[OpenAFS-devel] setgroups() fails to change pag under linux 2.6

[Jeffrey Hutzelman]

On Monday, July 24, 2006 10:47:28 AM -0400 chas williams - CONTRACTOR 
<chas@cmf.nrl.navy.mil> wrote:

> In message <FED35EC49EE275674179B0DE@sirius.fac.cs.cmu.edu>,Jeffrey
> Hutzelman w rites:
>> Well, actually there is still an issue.  The reason PAG's are only 24
>> bits  wide is so that we can use the remaining bits to flag a particular
>> value as  being a PAG ID rather than a UID.  Since tokens, fileserver
>> connections,  and cached access rights can be associated with either,
>> they have to belong  to the same namespace.  We could fix this, of
>> course, but it will take some  doing.
>
> once we do away with using groups to encode this information, i suspect
> that we would no longer need to use 8 bits to indicate that this is
> an afs pag.  the pag key will only contain a pag.

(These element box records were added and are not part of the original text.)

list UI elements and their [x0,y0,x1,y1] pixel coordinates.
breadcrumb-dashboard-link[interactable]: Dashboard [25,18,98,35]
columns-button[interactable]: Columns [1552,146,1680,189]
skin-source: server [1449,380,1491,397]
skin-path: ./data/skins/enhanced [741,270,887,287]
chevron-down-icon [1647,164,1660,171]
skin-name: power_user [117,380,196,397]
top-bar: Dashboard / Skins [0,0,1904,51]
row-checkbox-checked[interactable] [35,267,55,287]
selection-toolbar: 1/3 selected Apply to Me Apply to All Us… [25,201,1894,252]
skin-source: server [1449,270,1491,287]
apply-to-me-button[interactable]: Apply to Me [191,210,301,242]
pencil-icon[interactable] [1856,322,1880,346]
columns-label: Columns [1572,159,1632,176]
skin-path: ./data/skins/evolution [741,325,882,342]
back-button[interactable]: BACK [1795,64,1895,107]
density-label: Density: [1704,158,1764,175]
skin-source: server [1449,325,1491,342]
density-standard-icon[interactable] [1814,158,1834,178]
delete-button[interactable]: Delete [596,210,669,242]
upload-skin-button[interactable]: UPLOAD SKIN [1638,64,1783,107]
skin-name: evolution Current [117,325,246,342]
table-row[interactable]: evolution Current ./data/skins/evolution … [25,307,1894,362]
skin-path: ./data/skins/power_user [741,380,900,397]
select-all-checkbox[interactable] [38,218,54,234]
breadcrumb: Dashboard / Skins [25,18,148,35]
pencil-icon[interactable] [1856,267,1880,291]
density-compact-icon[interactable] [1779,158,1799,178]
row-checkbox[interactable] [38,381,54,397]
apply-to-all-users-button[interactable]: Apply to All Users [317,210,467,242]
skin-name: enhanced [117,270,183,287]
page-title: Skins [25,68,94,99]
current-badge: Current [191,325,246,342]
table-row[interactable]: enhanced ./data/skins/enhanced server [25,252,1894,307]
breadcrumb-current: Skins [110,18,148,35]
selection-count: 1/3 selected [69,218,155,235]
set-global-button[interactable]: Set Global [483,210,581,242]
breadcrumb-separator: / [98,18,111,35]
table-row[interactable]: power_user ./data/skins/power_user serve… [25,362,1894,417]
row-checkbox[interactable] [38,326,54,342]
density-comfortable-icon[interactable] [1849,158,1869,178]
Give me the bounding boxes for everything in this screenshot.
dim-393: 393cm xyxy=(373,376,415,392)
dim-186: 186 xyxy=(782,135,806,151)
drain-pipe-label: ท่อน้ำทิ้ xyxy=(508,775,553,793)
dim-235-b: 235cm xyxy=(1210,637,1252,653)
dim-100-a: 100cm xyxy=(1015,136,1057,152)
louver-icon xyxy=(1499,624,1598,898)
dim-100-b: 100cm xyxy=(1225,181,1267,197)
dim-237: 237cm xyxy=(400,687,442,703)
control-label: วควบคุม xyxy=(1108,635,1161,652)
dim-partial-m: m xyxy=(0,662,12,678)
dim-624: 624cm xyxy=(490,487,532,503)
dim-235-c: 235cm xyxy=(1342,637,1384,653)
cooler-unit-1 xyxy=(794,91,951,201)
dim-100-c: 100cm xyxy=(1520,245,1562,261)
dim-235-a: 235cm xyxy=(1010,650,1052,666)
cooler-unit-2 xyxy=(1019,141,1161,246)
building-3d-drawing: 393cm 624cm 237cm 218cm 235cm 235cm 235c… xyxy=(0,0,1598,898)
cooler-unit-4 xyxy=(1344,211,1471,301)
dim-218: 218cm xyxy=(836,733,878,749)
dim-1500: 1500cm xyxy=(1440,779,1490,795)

The 8 bits aren't about indicating that the group encoding is valid; 
they're not even encoded.  They're about distinguishing PAG's from UID's in 
all the _other_ places where they appear.



> with the current code, i suspect one would get clever and use fewer bits
> to detect the afs pag groups.  something like an ECC/cksum in the upper
> 4 bits instead of 'A' in the upper 8.

You could do that, except then how do you explain to admins which UID's 
they must avoid?  Right now, it's easy - avoid UID's 0x41000000-0x41FFFFFF.